In the operator, the Time degree of freedom needs to be included and the pulses defined, here by
dip_b2u*s1*C/width1 |1 S1&3 |5 cosom1*pulse1*step1*rstep1 dip_b2u*s2*C/width2 |1 S1&3 |5 cosom2*pulse2*step2*rstep2 dipi*s1*C/width1 |1 CS4&2 |5 cosom1*pulse1*step1*rstep1 dipi*s2*C/width2 |1 CS4&2 |5 cosom2*pulse2*step2*rstep2
The pulse is a combination of a cos function (cosom) with a Gaussian envelope (pulse) and a step function to ensure the pulse is really 0 when off. The constants define the pulse strength and dipole coupling. The first 2 lines define the excitation out of the ground-state, the latter lines excitation out of the S1 into the ion states. Note that the coupling to the ion states is defined by CS4&2 rather than the S4&2 operator that couples bound states.

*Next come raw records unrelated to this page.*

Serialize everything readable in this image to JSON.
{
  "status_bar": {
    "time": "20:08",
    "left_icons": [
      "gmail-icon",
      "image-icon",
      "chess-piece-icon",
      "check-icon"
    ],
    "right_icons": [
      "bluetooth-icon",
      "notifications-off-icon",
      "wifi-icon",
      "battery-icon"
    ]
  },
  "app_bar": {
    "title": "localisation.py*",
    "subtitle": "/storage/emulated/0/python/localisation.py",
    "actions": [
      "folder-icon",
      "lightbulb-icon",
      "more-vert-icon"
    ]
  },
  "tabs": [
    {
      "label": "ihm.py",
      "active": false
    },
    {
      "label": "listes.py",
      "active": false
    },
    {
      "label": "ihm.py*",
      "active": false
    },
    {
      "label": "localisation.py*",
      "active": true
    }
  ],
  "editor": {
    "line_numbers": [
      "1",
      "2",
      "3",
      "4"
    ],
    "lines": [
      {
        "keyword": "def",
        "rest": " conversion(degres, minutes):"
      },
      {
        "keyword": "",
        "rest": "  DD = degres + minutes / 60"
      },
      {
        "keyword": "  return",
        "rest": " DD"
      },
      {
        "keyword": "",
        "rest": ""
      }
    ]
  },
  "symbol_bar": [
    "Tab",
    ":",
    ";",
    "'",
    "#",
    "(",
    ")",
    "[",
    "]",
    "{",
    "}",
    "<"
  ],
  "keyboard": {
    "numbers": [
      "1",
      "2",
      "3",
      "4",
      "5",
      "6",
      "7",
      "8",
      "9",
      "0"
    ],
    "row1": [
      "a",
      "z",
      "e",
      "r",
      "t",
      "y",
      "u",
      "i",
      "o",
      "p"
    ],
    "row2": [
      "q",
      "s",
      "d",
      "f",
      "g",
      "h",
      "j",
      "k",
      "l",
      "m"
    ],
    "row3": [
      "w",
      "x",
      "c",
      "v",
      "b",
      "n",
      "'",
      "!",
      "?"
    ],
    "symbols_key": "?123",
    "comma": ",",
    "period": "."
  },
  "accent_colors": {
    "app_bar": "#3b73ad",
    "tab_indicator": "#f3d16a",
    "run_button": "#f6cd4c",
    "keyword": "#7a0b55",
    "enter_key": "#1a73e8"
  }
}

The cmd file makes use of the MCTDH command line input to run a set of calculations with different time delays. The -p option changes the parameter in the program - here the t2 parameter governing the centre of the second pulse. The -D option writes the jobs to different directories. Note that the first job is with the pump pulse only to give the background signal. There is an analysis program tdpespecXXX that will plot the time-resolved electron KE populations, i.e. the photoelectron spectrum. It reads the gridpop files in the set of directories and requires the gridpop=el keyword in the RUN-SECTION to ensure the grid densities for each molecular state are stored separately (the default is to sum the densities). If the file stem is pyr_3d then type
tdpespec101 -w -inter pyr3_tdto access the plot menu.